Otros Temas23/03/2026REDACCIÓNREDACCIÓN

Un estudio científico midió qué ocurre al escribir con lápiz frente al teclado y encontró diferencias que impactan en la memoria, la atención y el aprendizaje.

La escritura a mano es cada vez menos frecuente en aulas y espacios de estudio.
La escritura a mano es cada vez menos frecuente en aulas y espacios de estudio.

En un contexto donde las pantallas dominan la vida cotidiana, una práctica tradicional vuelve a ganar protagonismo. La escritura a mano, cada vez menos frecuente en aulas y espacios de estudio, aparece ahora respaldada por evidencia científica que la vincula directamente con procesos clave del cerebro.
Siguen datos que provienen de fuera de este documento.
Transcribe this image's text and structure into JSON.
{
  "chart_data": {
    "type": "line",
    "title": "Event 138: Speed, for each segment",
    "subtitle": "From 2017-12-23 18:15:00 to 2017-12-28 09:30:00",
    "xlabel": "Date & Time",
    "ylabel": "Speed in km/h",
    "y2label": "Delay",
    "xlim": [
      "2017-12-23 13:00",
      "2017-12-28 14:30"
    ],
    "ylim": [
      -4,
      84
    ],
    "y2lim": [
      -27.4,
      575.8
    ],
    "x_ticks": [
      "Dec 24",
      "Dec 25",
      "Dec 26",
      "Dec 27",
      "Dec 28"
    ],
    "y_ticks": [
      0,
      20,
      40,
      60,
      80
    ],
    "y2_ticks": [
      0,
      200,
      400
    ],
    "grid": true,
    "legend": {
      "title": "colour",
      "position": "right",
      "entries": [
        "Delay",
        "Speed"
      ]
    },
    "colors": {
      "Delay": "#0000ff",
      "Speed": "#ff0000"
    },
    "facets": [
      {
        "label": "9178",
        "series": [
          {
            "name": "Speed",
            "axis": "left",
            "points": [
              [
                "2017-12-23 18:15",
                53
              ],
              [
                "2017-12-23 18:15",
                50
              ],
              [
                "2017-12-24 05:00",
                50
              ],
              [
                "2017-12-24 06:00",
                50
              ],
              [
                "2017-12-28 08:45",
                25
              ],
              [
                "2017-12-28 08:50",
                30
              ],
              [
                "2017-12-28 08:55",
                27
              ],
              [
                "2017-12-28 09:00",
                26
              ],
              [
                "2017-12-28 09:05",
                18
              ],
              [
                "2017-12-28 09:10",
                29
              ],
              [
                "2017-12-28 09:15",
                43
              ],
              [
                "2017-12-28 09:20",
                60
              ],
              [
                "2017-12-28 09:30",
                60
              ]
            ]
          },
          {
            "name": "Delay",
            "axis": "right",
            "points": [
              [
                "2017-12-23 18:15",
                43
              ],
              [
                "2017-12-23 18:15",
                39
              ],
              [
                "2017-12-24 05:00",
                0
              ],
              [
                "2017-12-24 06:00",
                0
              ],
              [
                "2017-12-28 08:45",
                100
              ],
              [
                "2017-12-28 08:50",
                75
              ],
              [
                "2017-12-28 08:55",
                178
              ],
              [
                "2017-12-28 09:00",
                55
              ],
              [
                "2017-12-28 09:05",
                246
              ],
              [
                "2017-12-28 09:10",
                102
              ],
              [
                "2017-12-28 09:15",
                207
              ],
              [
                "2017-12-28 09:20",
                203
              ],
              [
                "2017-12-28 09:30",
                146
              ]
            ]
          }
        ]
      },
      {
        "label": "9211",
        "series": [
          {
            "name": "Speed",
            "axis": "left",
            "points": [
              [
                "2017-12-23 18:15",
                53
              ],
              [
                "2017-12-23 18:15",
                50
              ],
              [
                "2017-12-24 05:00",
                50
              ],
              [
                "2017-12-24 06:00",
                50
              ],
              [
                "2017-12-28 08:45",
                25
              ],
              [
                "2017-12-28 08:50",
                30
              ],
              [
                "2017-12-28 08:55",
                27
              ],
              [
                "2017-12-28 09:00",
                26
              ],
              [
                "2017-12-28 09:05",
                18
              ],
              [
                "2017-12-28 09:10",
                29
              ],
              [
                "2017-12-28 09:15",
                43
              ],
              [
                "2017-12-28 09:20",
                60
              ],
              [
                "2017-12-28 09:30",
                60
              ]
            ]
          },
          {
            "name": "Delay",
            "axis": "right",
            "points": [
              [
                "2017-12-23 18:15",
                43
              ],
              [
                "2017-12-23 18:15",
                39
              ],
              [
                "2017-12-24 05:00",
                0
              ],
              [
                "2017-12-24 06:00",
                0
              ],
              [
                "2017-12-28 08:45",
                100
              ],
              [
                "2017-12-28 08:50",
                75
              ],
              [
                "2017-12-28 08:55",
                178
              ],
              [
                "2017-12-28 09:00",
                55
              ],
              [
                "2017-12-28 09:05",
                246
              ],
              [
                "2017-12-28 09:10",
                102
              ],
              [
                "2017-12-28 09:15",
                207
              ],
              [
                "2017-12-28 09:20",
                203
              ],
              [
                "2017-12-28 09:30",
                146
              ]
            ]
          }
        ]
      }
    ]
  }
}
El punto central no está en la nostalgia ni en una preferencia cultural, sino en lo que ocurre a nivel neurológico. Un grupo de investigadores analizó cómo responde el cerebro cuando una persona escribe con lápiz en comparación con el uso del teclado, y los resultados marcaron diferencias claras.

El estudio registró la actividad cerebral de 40 estudiantes universitarios mientras realizaban ambas tareas. Para eso, utilizaron un electroencefalograma que permitió observar en detalle los patrones de conectividad que se activan en cada caso.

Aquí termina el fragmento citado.